Not saying it's the most sensible thing to do, but personally I wouldn't be able to resist replying with something about your last experience. I wouldn't be rude, but (reasonably or not) I would be very pissed off and want to say something.

Not responding to someone at all after just one interview is really out of order. After three interviews?! That's really, really shocking. That's hours, even days of your life you've given to them, not to mention all the weeks of stress wondering whether or not you'll hear anything.

I think I'd reply with something like 'Thank you for getting in touch.
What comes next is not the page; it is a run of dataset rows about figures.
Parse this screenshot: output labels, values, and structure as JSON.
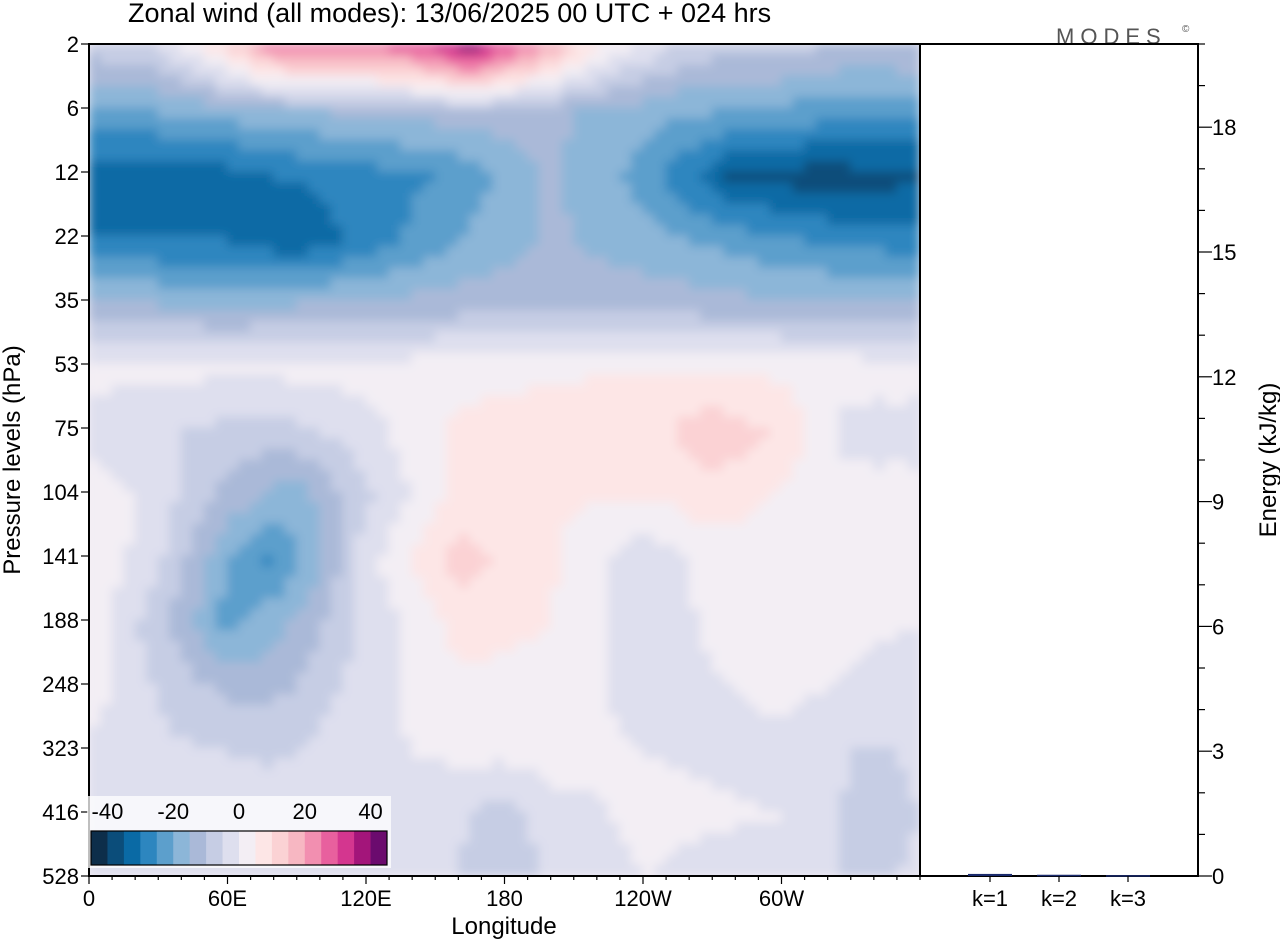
{
  "chart_data": {
    "type": "heatmap",
    "title": "Zonal wind (all modes):  13/06/2025  00 UTC  + 024 hrs",
    "brand": "MODES",
    "brand_mark": "©",
    "xlabel": "Longitude",
    "ylabel": "Pressure levels (hPa)",
    "x_ticks": [
      "0",
      "60E",
      "120E",
      "180",
      "120W",
      "60W"
    ],
    "x_tick_values": [
      0,
      60,
      120,
      180,
      240,
      300
    ],
    "x_range": [
      0,
      360
    ],
    "y_ticks": [
      "2",
      "6",
      "12",
      "22",
      "35",
      "53",
      "75",
      "104",
      "141",
      "188",
      "248",
      "323",
      "416",
      "528"
    ],
    "colorbar": {
      "labels": [
        "-40",
        "-20",
        "0",
        "20",
        "40"
      ],
      "label_values": [
        -40,
        -20,
        0,
        20,
        40
      ],
      "levels": [
        -45,
        -40,
        -35,
        -30,
        -25,
        -20,
        -15,
        -10,
        -5,
        0,
        5,
        10,
        15,
        20,
        25,
        30,
        35,
        40,
        45
      ],
      "colors": [
        "#0d2e4a",
        "#0b4d7a",
        "#0a6aa5",
        "#2d86bf",
        "#5c9fcc",
        "#8cb6d8",
        "#aab9d8",
        "#c6cde4",
        "#dedfee",
        "#f3eef4",
        "#fde6e6",
        "#fbd2d4",
        "#f7b7c2",
        "#f28fb0",
        "#e8609e",
        "#d4368f",
        "#a3157a",
        "#6b0b6e"
      ]
    },
    "energy_axis": {
      "label": "Energy (kJ/kg)",
      "ticks": [
        "0",
        "3",
        "6",
        "9",
        "12",
        "15",
        "18"
      ],
      "tick_values": [
        0,
        3,
        6,
        9,
        12,
        15,
        18
      ],
      "range": [
        0,
        20
      ],
      "categories": [
        "k=1",
        "k=2",
        "k=3"
      ],
      "values": [
        0.05,
        0.03,
        0.02
      ]
    },
    "wind_field_approx": [
      {
        "level": "2",
        "lon_values": [
          [
            0,
            -8
          ],
          [
            30,
            -5
          ],
          [
            60,
            10
          ],
          [
            80,
            22
          ],
          [
            100,
            25
          ],
          [
            120,
            22
          ],
          [
            150,
            30
          ],
          [
            165,
            38
          ],
          [
            180,
            28
          ],
          [
            200,
            18
          ],
          [
            220,
            5
          ],
          [
            260,
            -8
          ],
          [
            300,
            -8
          ],
          [
            330,
            -12
          ],
          [
            360,
            -10
          ]
        ]
      },
      {
        "level": "6",
        "lon_values": [
          [
            0,
            -22
          ],
          [
            60,
            -18
          ],
          [
            120,
            -14
          ],
          [
            180,
            -12
          ],
          [
            240,
            -18
          ],
          [
            300,
            -22
          ],
          [
            360,
            -24
          ]
        ]
      },
      {
        "level": "12",
        "lon_values": [
          [
            0,
            -34
          ],
          [
            40,
            -35
          ],
          [
            80,
            -30
          ],
          [
            120,
            -28
          ],
          [
            160,
            -24
          ],
          [
            200,
            -14
          ],
          [
            240,
            -22
          ],
          [
            280,
            -36
          ],
          [
            320,
            -38
          ],
          [
            360,
            -36
          ]
        ]
      },
      {
        "level": "22",
        "lon_values": [
          [
            0,
            -30
          ],
          [
            60,
            -30
          ],
          [
            90,
            -34
          ],
          [
            120,
            -28
          ],
          [
            160,
            -20
          ],
          [
            200,
            -14
          ],
          [
            240,
            -18
          ],
          [
            280,
            -22
          ],
          [
            320,
            -26
          ],
          [
            360,
            -28
          ]
        ]
      },
      {
        "level": "35",
        "lon_values": [
          [
            0,
            -14
          ],
          [
            60,
            -16
          ],
          [
            120,
            -14
          ],
          [
            180,
            -12
          ],
          [
            240,
            -12
          ],
          [
            300,
            -14
          ],
          [
            360,
            -14
          ]
        ]
      },
      {
        "level": "53",
        "lon_values": [
          [
            0,
            2
          ],
          [
            60,
            1
          ],
          [
            120,
            2
          ],
          [
            180,
            4
          ],
          [
            240,
            5
          ],
          [
            300,
            4
          ],
          [
            360,
            2
          ]
        ]
      },
      {
        "level": "75",
        "lon_values": [
          [
            0,
            -3
          ],
          [
            40,
            -5
          ],
          [
            80,
            -8
          ],
          [
            120,
            -2
          ],
          [
            160,
            6
          ],
          [
            200,
            7
          ],
          [
            240,
            7
          ],
          [
            270,
            14
          ],
          [
            300,
            9
          ],
          [
            330,
            -3
          ],
          [
            360,
            -2
          ]
        ]
      },
      {
        "level": "104",
        "lon_values": [
          [
            0,
            4
          ],
          [
            30,
            -2
          ],
          [
            60,
            -12
          ],
          [
            90,
            -18
          ],
          [
            120,
            -6
          ],
          [
            160,
            7
          ],
          [
            200,
            6
          ],
          [
            240,
            5
          ],
          [
            270,
            8
          ],
          [
            300,
            4
          ],
          [
            360,
            2
          ]
        ]
      },
      {
        "level": "141",
        "lon_values": [
          [
            0,
            5
          ],
          [
            30,
            -4
          ],
          [
            60,
            -20
          ],
          [
            80,
            -26
          ],
          [
            100,
            -16
          ],
          [
            120,
            -2
          ],
          [
            160,
            12
          ],
          [
            200,
            6
          ],
          [
            240,
            -4
          ],
          [
            270,
            2
          ],
          [
            300,
            4
          ],
          [
            360,
            1
          ]
        ]
      },
      {
        "level": "188",
        "lon_values": [
          [
            0,
            3
          ],
          [
            40,
            -12
          ],
          [
            60,
            -22
          ],
          [
            90,
            -14
          ],
          [
            120,
            -4
          ],
          [
            160,
            7
          ],
          [
            200,
            5
          ],
          [
            240,
            -3
          ],
          [
            280,
            2
          ],
          [
            360,
            0
          ]
        ]
      },
      {
        "level": "248",
        "lon_values": [
          [
            0,
            3
          ],
          [
            40,
            -8
          ],
          [
            70,
            -12
          ],
          [
            90,
            -10
          ],
          [
            120,
            -2
          ],
          [
            160,
            4
          ],
          [
            200,
            3
          ],
          [
            240,
            -2
          ],
          [
            300,
            1
          ],
          [
            360,
            -2
          ]
        ]
      },
      {
        "level": "323",
        "lon_values": [
          [
            0,
            -2
          ],
          [
            40,
            -4
          ],
          [
            80,
            -6
          ],
          [
            120,
            -1
          ],
          [
            160,
            1
          ],
          [
            200,
            2
          ],
          [
            240,
            0
          ],
          [
            300,
            -1
          ],
          [
            340,
            -6
          ],
          [
            360,
            -4
          ]
        ]
      },
      {
        "level": "416",
        "lon_values": [
          [
            0,
            -3
          ],
          [
            60,
            -1
          ],
          [
            120,
            0
          ],
          [
            160,
            -4
          ],
          [
            180,
            -8
          ],
          [
            200,
            -2
          ],
          [
            240,
            1
          ],
          [
            300,
            0
          ],
          [
            340,
            -8
          ],
          [
            360,
            -5
          ]
        ]
      },
      {
        "level": "528",
        "lon_values": [
          [
            0,
            -4
          ],
          [
            60,
            -2
          ],
          [
            120,
            -3
          ],
          [
            160,
            -5
          ],
          [
            180,
            -10
          ],
          [
            200,
            -4
          ],
          [
            240,
            0
          ],
          [
            300,
            -3
          ],
          [
            340,
            -6
          ],
          [
            360,
            -4
          ]
        ]
      }
    ]
  }
}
I have actually interviewed for a role in that department previously but it did not seem to work out, as I heard nothing more after attending three interviews. I am not looking for a new position at this time but thank you very much for thinking of me.'

Again, not saying it's the wisest thing to send but I wouldn't be able to help myself!

If you wanted to put a more constructive spin on it you could say something about how you would want to get some feedback about your previous interviews there before considering applying again, as none was available last time.

ConkerGame · 03/10/2017 22:17

Thanks everyone!

OP posts:
Shamoo · 03/10/2017 22:32

Oh I would absolutely reply and point it out to them. I also wouldn't want to work for a company that behaves like that, especially if the person who ignored your emails was in that team. It is so so so disrespectful - one thing to not reply to a general application, but beyond rude after three interviews.

Bodear · 04/10/2017 07:29

Hi OP, have you considered that by bringing it up you’ll be pointing out to them that they didn’t choose you last time?
I agree that it’s frustrating to not hear anything after an interview but it’s not unheard of and is part of the recruitment process unfortunately. However, it’s highly doubtful you’ll be able change the company or their practices so all you can do is manage the situation to get the best outcome for you. If you think you might want to work their in this job or in the future then you’ll gain nothing by pointing out what happened last time but you do have something to lose. Good luck with whatever you choose to do.

Bodear · 04/10/2017 07:30

Apologies for the terrible grammar. It’s too early!!! Blush

MessyHouse91 · 04/10/2017 07:50

Obviously depending on the size on employer A, sometimes the LinkedIn 'recruiting' is dealt with by people without much to do with the central recruitment team. I get emails every day or so by companies offering me jobs which I won't be qualified for until 2019 (and this is clear on my profile) - sometimes they just target the employees of one company and message all of them, regardless of role.

Not to say they didn't owe you a rejection email though!